Seeing people with dementia as assets to be cherished can be of enormous transformative value to the society within which they live. People with dementia are citizens with inalienable human and civil rights that must be protected. They continue to have roles and relationships within families and communities that serve to enhance overall well-being through maintaining the integrity of the human spirit.

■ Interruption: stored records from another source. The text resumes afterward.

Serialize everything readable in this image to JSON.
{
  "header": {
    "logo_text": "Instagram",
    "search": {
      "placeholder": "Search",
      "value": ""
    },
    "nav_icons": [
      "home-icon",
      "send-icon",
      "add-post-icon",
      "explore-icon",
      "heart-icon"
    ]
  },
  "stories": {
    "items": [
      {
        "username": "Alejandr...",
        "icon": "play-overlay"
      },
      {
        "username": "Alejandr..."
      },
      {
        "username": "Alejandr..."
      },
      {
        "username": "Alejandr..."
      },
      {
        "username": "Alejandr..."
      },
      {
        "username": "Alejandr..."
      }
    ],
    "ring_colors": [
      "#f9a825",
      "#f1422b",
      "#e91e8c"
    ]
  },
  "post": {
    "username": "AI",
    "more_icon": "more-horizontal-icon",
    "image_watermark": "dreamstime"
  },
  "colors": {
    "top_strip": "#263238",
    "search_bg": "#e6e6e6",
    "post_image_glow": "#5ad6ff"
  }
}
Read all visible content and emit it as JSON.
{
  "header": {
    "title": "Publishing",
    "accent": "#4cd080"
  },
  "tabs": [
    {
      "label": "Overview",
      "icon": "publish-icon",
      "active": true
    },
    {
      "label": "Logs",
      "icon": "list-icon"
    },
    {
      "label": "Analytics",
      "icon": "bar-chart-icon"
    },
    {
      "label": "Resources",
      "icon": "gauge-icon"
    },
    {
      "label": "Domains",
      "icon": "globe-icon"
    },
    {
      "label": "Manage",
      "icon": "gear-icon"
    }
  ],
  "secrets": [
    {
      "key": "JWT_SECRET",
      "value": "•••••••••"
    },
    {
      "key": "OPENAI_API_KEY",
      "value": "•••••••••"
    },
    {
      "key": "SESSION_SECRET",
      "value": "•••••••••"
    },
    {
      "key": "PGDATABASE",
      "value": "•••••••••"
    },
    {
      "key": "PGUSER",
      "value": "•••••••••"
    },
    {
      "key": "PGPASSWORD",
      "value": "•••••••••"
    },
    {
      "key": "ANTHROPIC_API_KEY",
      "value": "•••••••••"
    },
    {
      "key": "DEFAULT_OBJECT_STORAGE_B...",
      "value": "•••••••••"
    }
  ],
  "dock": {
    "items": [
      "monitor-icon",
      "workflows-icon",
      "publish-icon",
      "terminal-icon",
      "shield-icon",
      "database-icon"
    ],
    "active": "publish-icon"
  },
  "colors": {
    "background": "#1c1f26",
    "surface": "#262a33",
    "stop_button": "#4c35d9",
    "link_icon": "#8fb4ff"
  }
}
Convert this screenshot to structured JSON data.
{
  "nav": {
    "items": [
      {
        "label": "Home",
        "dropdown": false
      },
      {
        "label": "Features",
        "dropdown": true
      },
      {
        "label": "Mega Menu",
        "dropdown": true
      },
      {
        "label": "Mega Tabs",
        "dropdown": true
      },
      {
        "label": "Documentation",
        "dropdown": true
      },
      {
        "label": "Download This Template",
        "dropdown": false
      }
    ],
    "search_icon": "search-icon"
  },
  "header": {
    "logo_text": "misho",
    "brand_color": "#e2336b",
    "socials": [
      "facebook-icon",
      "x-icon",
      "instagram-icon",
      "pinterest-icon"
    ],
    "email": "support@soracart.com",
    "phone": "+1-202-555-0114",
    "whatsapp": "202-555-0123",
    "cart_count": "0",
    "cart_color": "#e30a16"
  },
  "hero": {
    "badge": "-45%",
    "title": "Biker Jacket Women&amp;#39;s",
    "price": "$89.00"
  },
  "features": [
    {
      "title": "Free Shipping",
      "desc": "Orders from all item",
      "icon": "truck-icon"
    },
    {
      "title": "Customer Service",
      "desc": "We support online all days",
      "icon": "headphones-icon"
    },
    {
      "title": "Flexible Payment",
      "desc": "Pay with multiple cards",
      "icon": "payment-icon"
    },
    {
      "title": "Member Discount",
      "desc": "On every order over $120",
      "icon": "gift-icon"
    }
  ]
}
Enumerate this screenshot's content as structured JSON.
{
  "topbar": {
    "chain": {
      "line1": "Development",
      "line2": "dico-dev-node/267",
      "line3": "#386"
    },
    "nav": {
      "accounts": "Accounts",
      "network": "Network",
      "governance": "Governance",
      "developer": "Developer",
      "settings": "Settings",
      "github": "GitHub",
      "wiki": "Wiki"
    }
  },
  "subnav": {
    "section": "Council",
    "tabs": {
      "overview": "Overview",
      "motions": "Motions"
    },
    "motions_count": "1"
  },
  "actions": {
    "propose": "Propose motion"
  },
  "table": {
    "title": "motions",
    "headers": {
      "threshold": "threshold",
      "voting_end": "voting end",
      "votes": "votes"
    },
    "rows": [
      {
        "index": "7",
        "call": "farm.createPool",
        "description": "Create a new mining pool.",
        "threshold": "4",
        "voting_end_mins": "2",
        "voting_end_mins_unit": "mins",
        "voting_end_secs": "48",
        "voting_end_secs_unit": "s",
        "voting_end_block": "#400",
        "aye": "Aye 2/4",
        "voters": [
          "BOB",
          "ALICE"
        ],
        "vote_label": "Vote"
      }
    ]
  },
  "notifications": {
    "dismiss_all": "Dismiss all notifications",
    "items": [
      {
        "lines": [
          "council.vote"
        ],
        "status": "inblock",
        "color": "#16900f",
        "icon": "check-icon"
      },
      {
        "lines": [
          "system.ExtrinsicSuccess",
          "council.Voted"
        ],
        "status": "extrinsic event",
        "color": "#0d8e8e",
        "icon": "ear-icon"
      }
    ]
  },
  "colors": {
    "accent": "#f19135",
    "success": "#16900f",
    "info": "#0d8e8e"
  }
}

People with dementia are better off when treated with respect and dignity, but so too is society. The ‘power of now’ should never be under-estimated in the care of people with dementia. Making people with dementia happy by seeking to penetrate usable memory and latent connections should be central to the day-to-day care process.  Through a focus on inclusion, people with dementia will become more visible in society, leading to greater awareness of the disease and an acceptance of the need for a public response in the form of improved services and community-based support systems.

More fundamentally, adopting the counter-policy frame for dementia outlined above will lead to a seismic change in how people think individually and collectively about the disease. This includes more enlightened personal attitudes and expectations about dementia, a new and less fearful awareness and understanding of the various stages of the illness and a recognition that dementia is the single most important ageing question that must be faced in the coming decades. This may in turn lead to a mobilisation of intellectual resources in support of a liberating dementia strategy, agreement of key priorities and a practical emphasis on personhood for people with the disease.

Let us make the adoption of a new, person-centred, policy frame the first step in the development of the upcoming national strategy for dementia.